Research has shown that the language spoken around babies at a very early age is in most occasions the language they will prefer over any other language they hear or speak for the rest of their lives. Thought processes are language-based and this is mostly evident when one speaks a language they are not native to. For example, an English speaker trying to speak Hebrew might mistake the gender of a noun they know in Hebrew, since they are not used to nouns having gender, much more easily than they would mistake the conjugation of a verb in English. However, almost all mainstream programming languages and frameworks are based on the English language, since English is an internationally spoken language and presents the lowest common denominator. This forces non-native English speaking programmers to either translate or, when no translation is found appropriate, transliterate terms from their native tongue to English, mostly resulting in broken English in the codebase.
For almost all non-native English speakers confronted with their first programming language, this poses a serious deterrent: They have to both learn the language and the terms used in the language. Take the word char, as one of the simplest examples: many people, including myself, were taught that this word was pronounced tch-ar (though correctly pronounced like far), rather than k-ar, a form which is easily evident from the fact that it is an abbreviation of character.
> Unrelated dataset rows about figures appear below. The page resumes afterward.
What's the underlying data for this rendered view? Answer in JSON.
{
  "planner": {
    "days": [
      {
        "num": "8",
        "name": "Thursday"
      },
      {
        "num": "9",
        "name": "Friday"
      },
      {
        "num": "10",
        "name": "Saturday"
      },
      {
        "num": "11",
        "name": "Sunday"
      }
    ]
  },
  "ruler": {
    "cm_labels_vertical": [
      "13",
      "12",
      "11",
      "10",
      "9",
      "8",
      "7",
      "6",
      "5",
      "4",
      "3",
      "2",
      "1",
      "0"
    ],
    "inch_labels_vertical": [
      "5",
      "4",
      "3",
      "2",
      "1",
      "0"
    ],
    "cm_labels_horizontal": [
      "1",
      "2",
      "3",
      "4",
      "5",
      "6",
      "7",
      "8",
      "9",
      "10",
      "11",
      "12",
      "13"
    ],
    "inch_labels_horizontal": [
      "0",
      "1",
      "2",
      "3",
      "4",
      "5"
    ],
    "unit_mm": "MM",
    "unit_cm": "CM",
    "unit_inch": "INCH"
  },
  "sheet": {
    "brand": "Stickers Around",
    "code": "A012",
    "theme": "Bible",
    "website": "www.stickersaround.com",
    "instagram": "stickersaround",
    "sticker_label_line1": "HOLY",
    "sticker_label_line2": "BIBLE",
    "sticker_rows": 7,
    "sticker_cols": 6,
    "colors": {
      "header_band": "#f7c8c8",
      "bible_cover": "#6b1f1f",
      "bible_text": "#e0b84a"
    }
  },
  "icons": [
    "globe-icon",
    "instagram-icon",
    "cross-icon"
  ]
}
Out of all the programmers I know, most of whom have had years of experience in the field, about half still pronounce it wrong.
This problem was solved in Israel with the introduction of a pseudo-code language for students, called Ivrit Mivnit (עברית מבנית, translated: Structured Hebrew), which is a language similar in concept to Visual Basic, in which it is very verbose. However, except for a single implementation of a compiler I know of, written by a friend and myself as a school project with our own attempt to standardize the syntax, Structured Hebrew remains – literally – on paper.
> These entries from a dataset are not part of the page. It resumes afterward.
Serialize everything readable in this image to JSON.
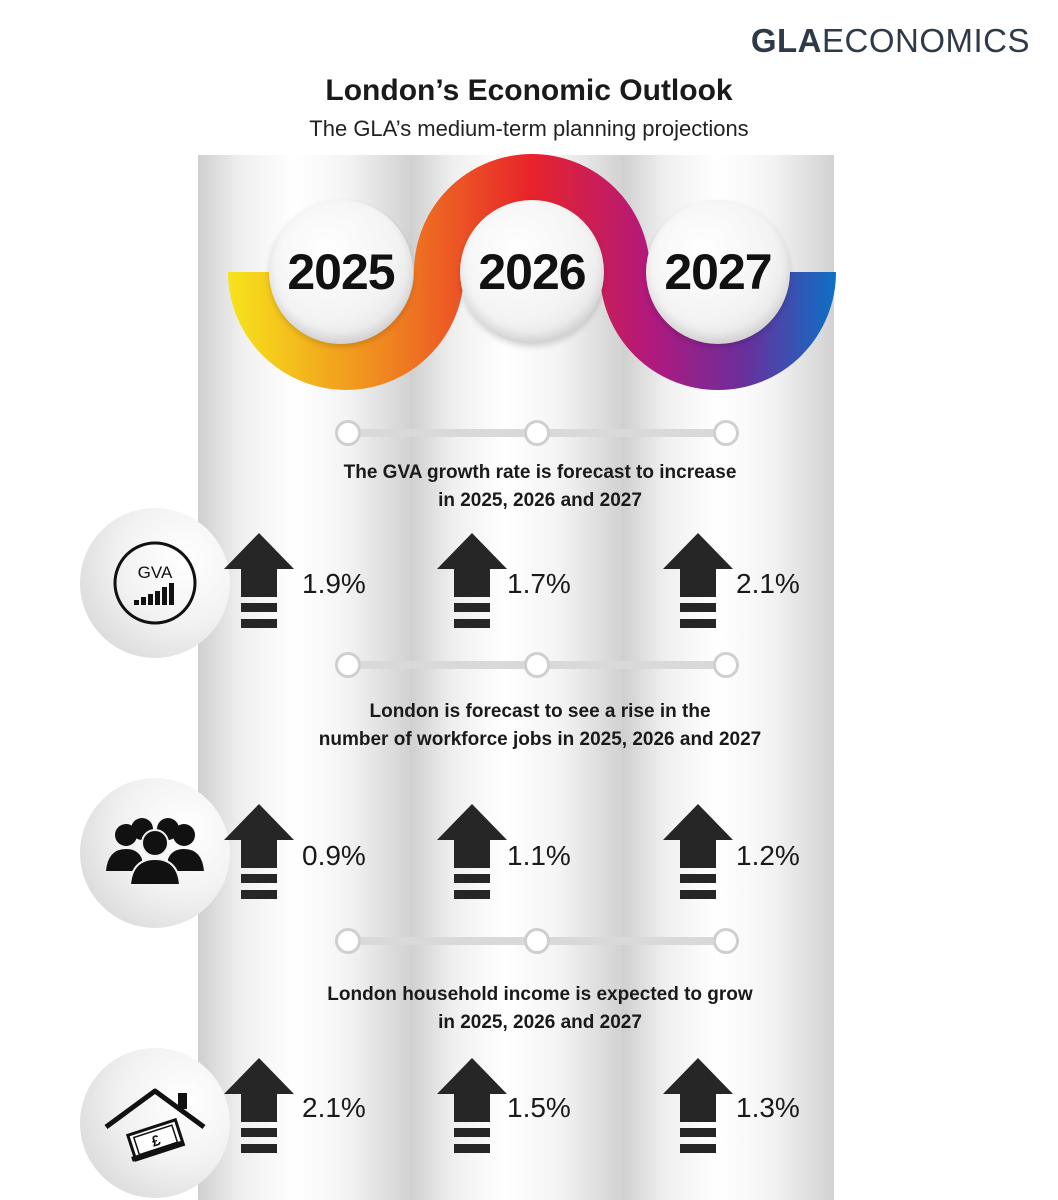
{
  "logo": {
    "bold": "GLA",
    "light": "ECONOMICS"
  },
  "title": "London’s Economic Outlook",
  "subtitle": "The GLA’s medium-term planning projections",
  "years": [
    "2025",
    "2026",
    "2027"
  ],
  "ribbon_colors": [
    "#f7e51b",
    "#f08a1f",
    "#e8232a",
    "#b0197e",
    "#6a2f9c",
    "#0e6fc5"
  ],
  "sections": [
    {
      "text_line1": "The GVA growth rate is forecast to increase",
      "text_line2": "in 2025, 2026 and 2027",
      "icon": "gva-chart-icon",
      "icon_label": "GVA",
      "values": [
        "1.9%",
        "1.7%",
        "2.1%"
      ]
    },
    {
      "text_line1": "London is forecast to see a rise in the",
      "text_line2": "number of workforce jobs in 2025, 2026 and 2027",
      "icon": "people-group-icon",
      "values": [
        "0.9%",
        "1.1%",
        "1.2%"
      ]
    },
    {
      "text_line1": "London household income is expected to grow",
      "text_line2": "in 2025, 2026 and 2027",
      "icon": "house-money-icon",
      "values": [
        "2.1%",
        "1.5%",
        "1.3%"
      ]
    }
  ],
  "trend": "up-arrow-icon",
  "arrow_color": "#262626"
}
Today Oren Eini, better known as Ayende Rahien, wrote about why you can’t code in Hebrew using C# and especially under Visual Studio. His points talk of the unreadable mix created between Hebrew, English and Mathematical notation when coding as he has tried, mostly because Hebrew and English are written in opposite directions. He also notes IntelliSense’s faults when applied to right-to-left tokens.
One can only imagine trying to write Chinese in its traditional form (top to bottom, right to left). One can only imagine, because it is simply not possible.
It has been standard practice for years at many companies to internationalize their applications by translating every single text string into numerous languages, some even creating a complete right-to-left interface, to complement the native left-to-right interface, for languages such as Arabic and Hebrew. This notion can be adapted to language and framework designs, allowing international versions to be created.
Let’s take an example of a Hello World program, originally written in Visual Basic for verbosity’s sake:
Class HelloWorldApp Shared Sub Main() System.Console.WriteLine("Hello, world!") End Sub End Class
This application, when written with Dutch or Hebrew words and lettering would look like this:
Class HalloWereldProg Shared Sub Main() System.Console.WriteLine("Hello, wereld!") End Sub End Class
Class אפליקצית_שלום_עולם Shared Sub Main() System.Console.WriteLine("שלום, עולם!") End Sub End Class
It is pretty evident that this will not work, since all we can translate are very few of the tokens. Let’s try and translate the entire code, including the language’s syntax:
Klasse HelloWereldProg Gedeelde Procedure Hoofd() Systeem.Console.SchrijfRegel("Hello, wereld!") Einde Procedure Einde Klasse
מחלקה אפליקצית_שלום_עולם משותפת פרוצדורה ראשית() מערכת.מסך.כתוב_שורה("שלום, עולם!") סיים פרוצדורה סיים מחלקה
Although not perfect (the ordering of the words Shared Subroutine is valid in English, but Subroutine Shared is the valid Hebrew form), this solution would eliminate the language barrier for those who struggle with English.
How can this be done?
- Language Syntax – there are already quite a few Visual Basic <-> C# automatic translators out there, some using regular expressions, others a lexical analyzer, but the fact remains that these are different syntaxes, while the problem in question relates to keywords alone. Comments are a different matter as they require an actual spoken-language translation engine.
- Framework – This involves the creation of an entire system of translations between terms in English and their corollaries in other languages, requiring either translation or transliteration. I pity the poor sod who needs to find a translation for XML and other technical terms.
Should it be done? Yes.
Can it be done? Yes.
Will it be done? Not commercially. There is no money in this, since the customer base is already used to writing code in English.
I have been thinking of writing a language for the CLR that will be based on Structured Hebrew for quite a while, but since the framework has not and will not be translated, the prospect of such a language succeeding is pretty bleak.
[Update: Dutch translation has been fixed.]